Pronunciation: /snɒb//snɑb/

noun

  • 1

    (masculine and feminine) (e)snob
    she's a music/wine snob se las da de entendida en música/vinos
    • But I'd argue that among rock snobs of all ages, quiet is the new loud.
    • These kiddies are young and you won't be finding too much to appeal to the music snobs, but that there's some potential.
    • The range of drinks available, and the local approach to them, makes Italy the most sophisticated drinking culture in Europe, and there are hardly any wine snobs.
    • Like geeky music snobs sneering as their favourite indie band climbs the charts, they view success as a sign of impurity, popularity as poison.
    • They plug into portable devices and laptops, and will impress even insufferable music snobs.
    • There have always been classical and opera snobs who look down on the inferior world of pop and rock.
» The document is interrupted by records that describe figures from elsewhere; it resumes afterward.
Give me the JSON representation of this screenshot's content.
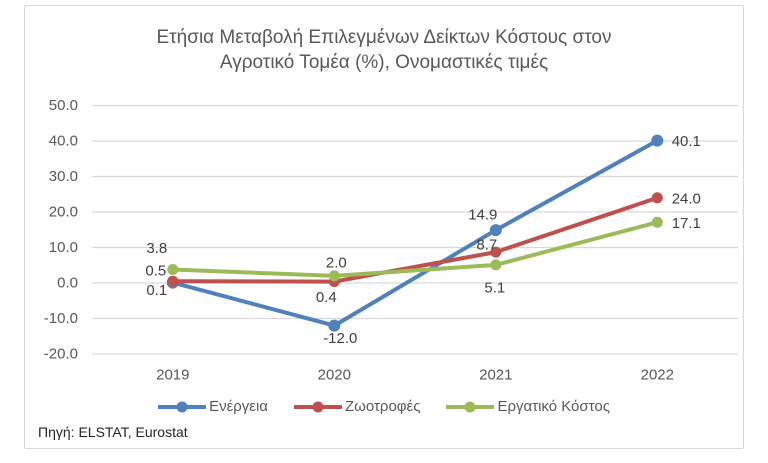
{
  "title_lines": [
    "Ετήσια Μεταβολή Επιλεγμένων Δείκτων Κόστους στον",
    "Αγροτικό Τομέα (%), Ονομαστικές τιμές"
  ],
  "source_note": "Πηγή: ELSTAT, Eurostat",
  "colors": {
    "title_text": "#595959",
    "axis_text": "#595959",
    "data_label_text": "#404040",
    "gridline": "#D9D9D9",
    "frame_border": "#D9D9D9",
    "background": "#ffffff"
  },
  "chart_data": {
    "type": "line",
    "title": "Ετήσια Μεταβολή Επιλεγμένων Δείκτων Κόστους στον Αγροτικό Τομέα (%), Ονομαστικές τιμές",
    "categories": [
      "2019",
      "2020",
      "2021",
      "2022"
    ],
    "series": [
      {
        "name": "Ενέργεια",
        "slug": "energeia",
        "color": "#4F81BD",
        "values": [
          0.1,
          -12.0,
          14.9,
          40.1
        ]
      },
      {
        "name": "Ζωοτροφές",
        "slug": "zootrofes",
        "color": "#C0504D",
        "values": [
          0.5,
          0.4,
          8.7,
          24.0
        ]
      },
      {
        "name": "Εργατικό Κόστος",
        "slug": "ergatiko-kostos",
        "color": "#9BBB59",
        "values": [
          3.8,
          2.0,
          5.1,
          17.1
        ]
      }
    ],
    "y_ticks": [
      50.0,
      40.0,
      30.0,
      20.0,
      10.0,
      0.0,
      -10.0,
      -20.0
    ],
    "ylim": [
      -20,
      50
    ],
    "xlabel": "",
    "ylabel": "",
    "grid": true,
    "data_labels": true,
    "legend_position": "bottom",
    "marker": "circle"
  }
}
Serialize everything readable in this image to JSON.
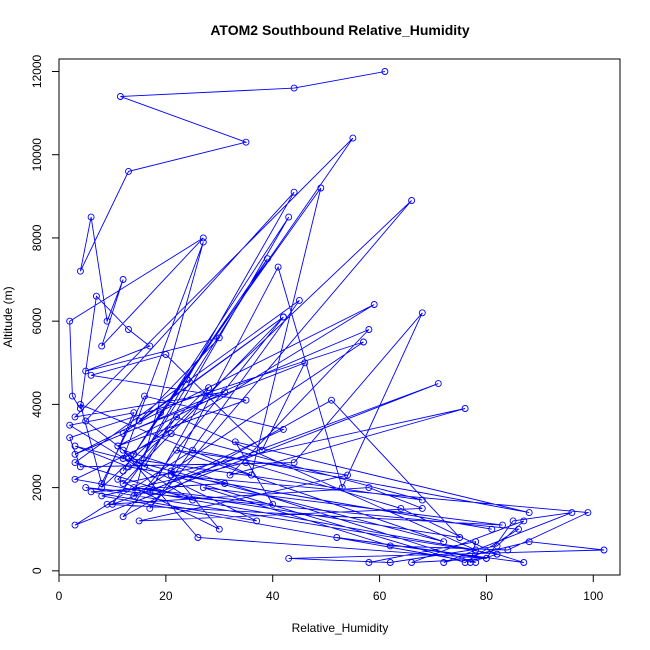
{
  "chart_data": {
    "type": "line",
    "title": "ATOM2 Southbound Relative_Humidity",
    "xlabel": "Relative_Humidity",
    "ylabel": "Altitude (m)",
    "xlim": [
      0,
      105
    ],
    "ylim": [
      -100,
      12300
    ],
    "xticks": [
      0,
      20,
      40,
      60,
      80,
      100
    ],
    "yticks": [
      0,
      2000,
      4000,
      6000,
      8000,
      10000,
      12000
    ],
    "grid": false,
    "legend": "none",
    "series_color": "#0000ff",
    "markers": "open-circle",
    "x": [
      61,
      44,
      11.5,
      35,
      13,
      4,
      6,
      9,
      12,
      8,
      27,
      2,
      2.5,
      4,
      7,
      13,
      17,
      5,
      30,
      15,
      42,
      12,
      46,
      38,
      20,
      6,
      35,
      11,
      31,
      3,
      55,
      14,
      39,
      15,
      24,
      44,
      5,
      16,
      43,
      12,
      19,
      49,
      36,
      4,
      8,
      16,
      42,
      17,
      28,
      8,
      14,
      2,
      25,
      3,
      45,
      17,
      66,
      11,
      30,
      21,
      41,
      53,
      68,
      44,
      4,
      2,
      57,
      14,
      27,
      12,
      59,
      3,
      58,
      32,
      76,
      12,
      42,
      12,
      51,
      75,
      14,
      40,
      33,
      88,
      25,
      3,
      71,
      10,
      22,
      78,
      3,
      21,
      68,
      13,
      37,
      6,
      31,
      81,
      13,
      3,
      72,
      22,
      54,
      15,
      68,
      58,
      9,
      83,
      27,
      62,
      84,
      99,
      21,
      76,
      86,
      5,
      82,
      64,
      35,
      8,
      78,
      12,
      26,
      80,
      85,
      96,
      72,
      88,
      102,
      43,
      62,
      82,
      87,
      66,
      80,
      52,
      87,
      82,
      77,
      78,
      58
    ],
    "y": [
      12000,
      11600,
      11400,
      10300,
      9600,
      7200,
      8500,
      6000,
      7000,
      5400,
      8000,
      6000,
      4200,
      3900,
      6600,
      5800,
      5400,
      4800,
      5600,
      3600,
      6100,
      3300,
      5000,
      2900,
      5200,
      4700,
      4100,
      3000,
      4300,
      3700,
      10400,
      2800,
      7500,
      2600,
      4600,
      9100,
      3600,
      2500,
      8500,
      2400,
      3800,
      9200,
      2300,
      4000,
      2100,
      4200,
      3400,
      1900,
      4400,
      2000,
      3800,
      3500,
      1700,
      2600,
      6500,
      1500,
      8900,
      2200,
      1000,
      2400,
      7300,
      2000,
      6200,
      2600,
      2500,
      3200,
      5500,
      1800,
      7900,
      2700,
      6400,
      2800,
      5800,
      2300,
      3900,
      2100,
      6100,
      1300,
      4100,
      800,
      2000,
      1600,
      3100,
      1400,
      2900,
      1100,
      4500,
      1600,
      3700,
      500,
      2200,
      3300,
      1700,
      2700,
      1200,
      1900,
      2100,
      1000,
      2500,
      3000,
      700,
      2900,
      2300,
      1200,
      1500,
      2000,
      1600,
      1100,
      2000,
      600,
      500,
      1400,
      2300,
      200,
      1000,
      2000,
      400,
      1500,
      2600,
      1800,
      200,
      2900,
      800,
      300,
      1200,
      1400,
      200,
      700,
      500,
      300,
      200,
      600,
      1200,
      200,
      300,
      800,
      200,
      400,
      200,
      700,
      200
    ]
  }
}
    • But food snobs have some more tricks up their sleeves.
    • Now the travel snob is not a new phenomenon, he has been around for years.
    • Broadsheet snobs can dismiss me all they like, but I'm selling papers and they're not.
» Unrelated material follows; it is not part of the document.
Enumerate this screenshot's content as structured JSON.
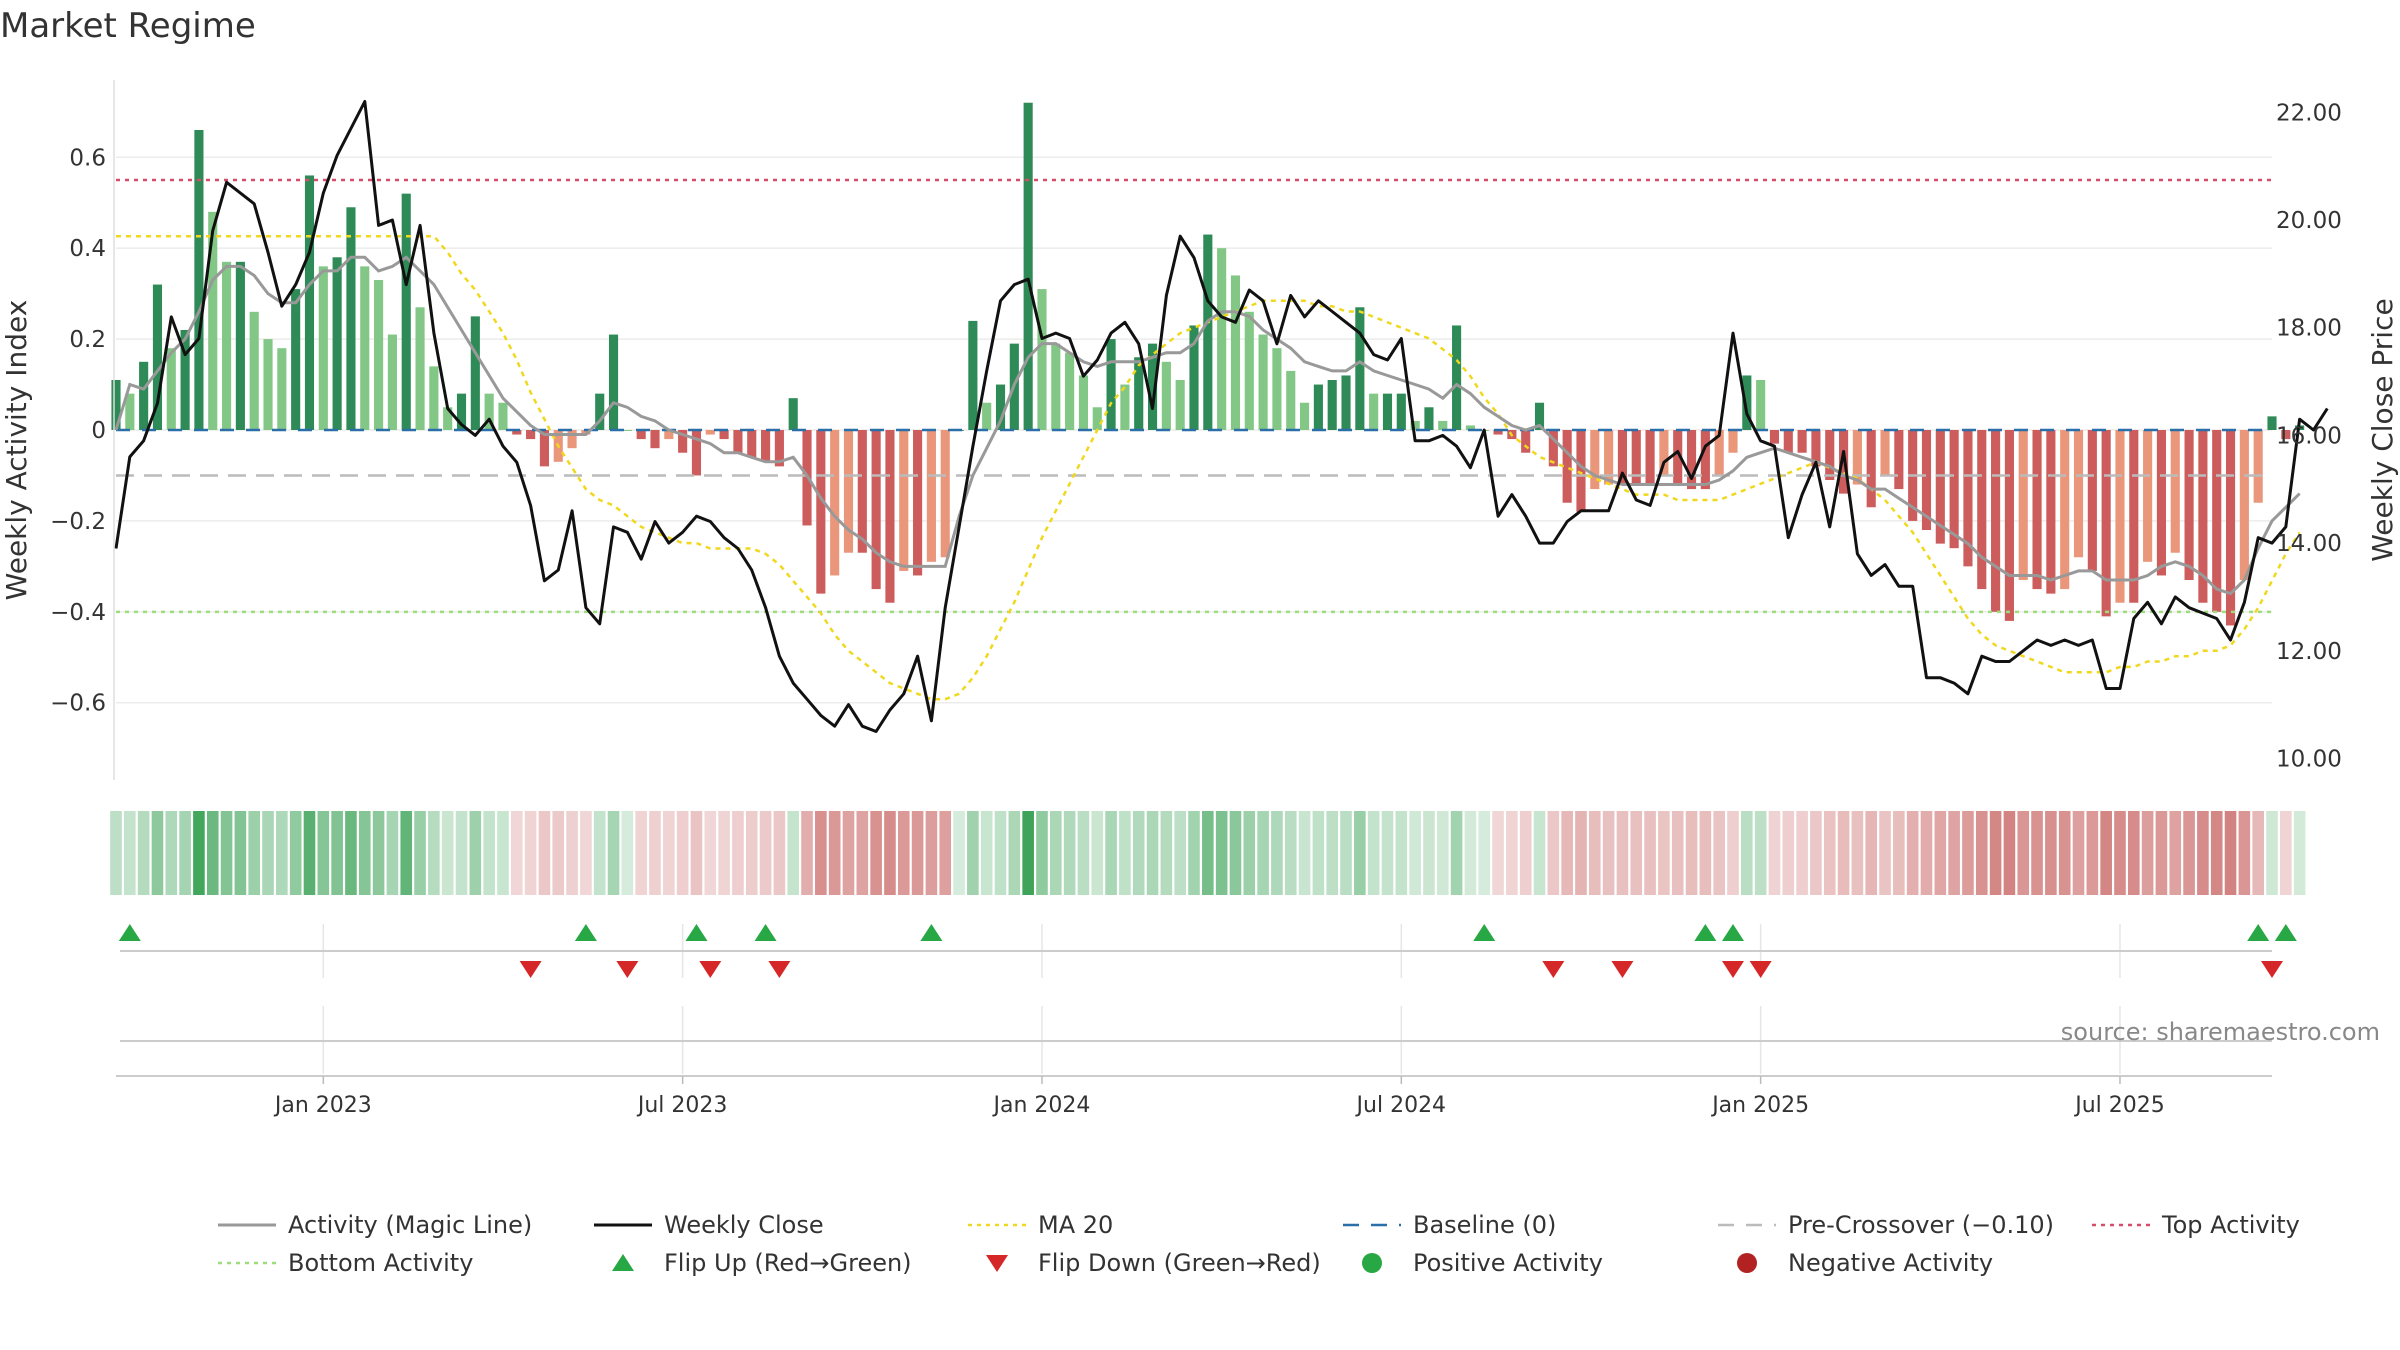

    • What is it with music snobs only being able to appreciate good throwaway pop ten years later?
    • When the people who get ‘celebrated’ are chefs, models, celebrity real estate agents and wine snobs, we're in trouble.
    • I'm going to write about comic book snobs later.
    • A common complaint issued by food snobs is that supermarket fruit and veggies is all standardised - the stores won't stock lopsided peppers or mean-looking garlic, and it is all a bit chilled and insipid.
    • How many food snobs would still be raving about white truffles if they were ubiquitous?
    • In short, I really became quite the superior rock snob.
    • There is obvious pleasure in exposing wine snobs, even more than Literature snobs.
    • Unfortunately you've had it: you are in the company of a travel snob.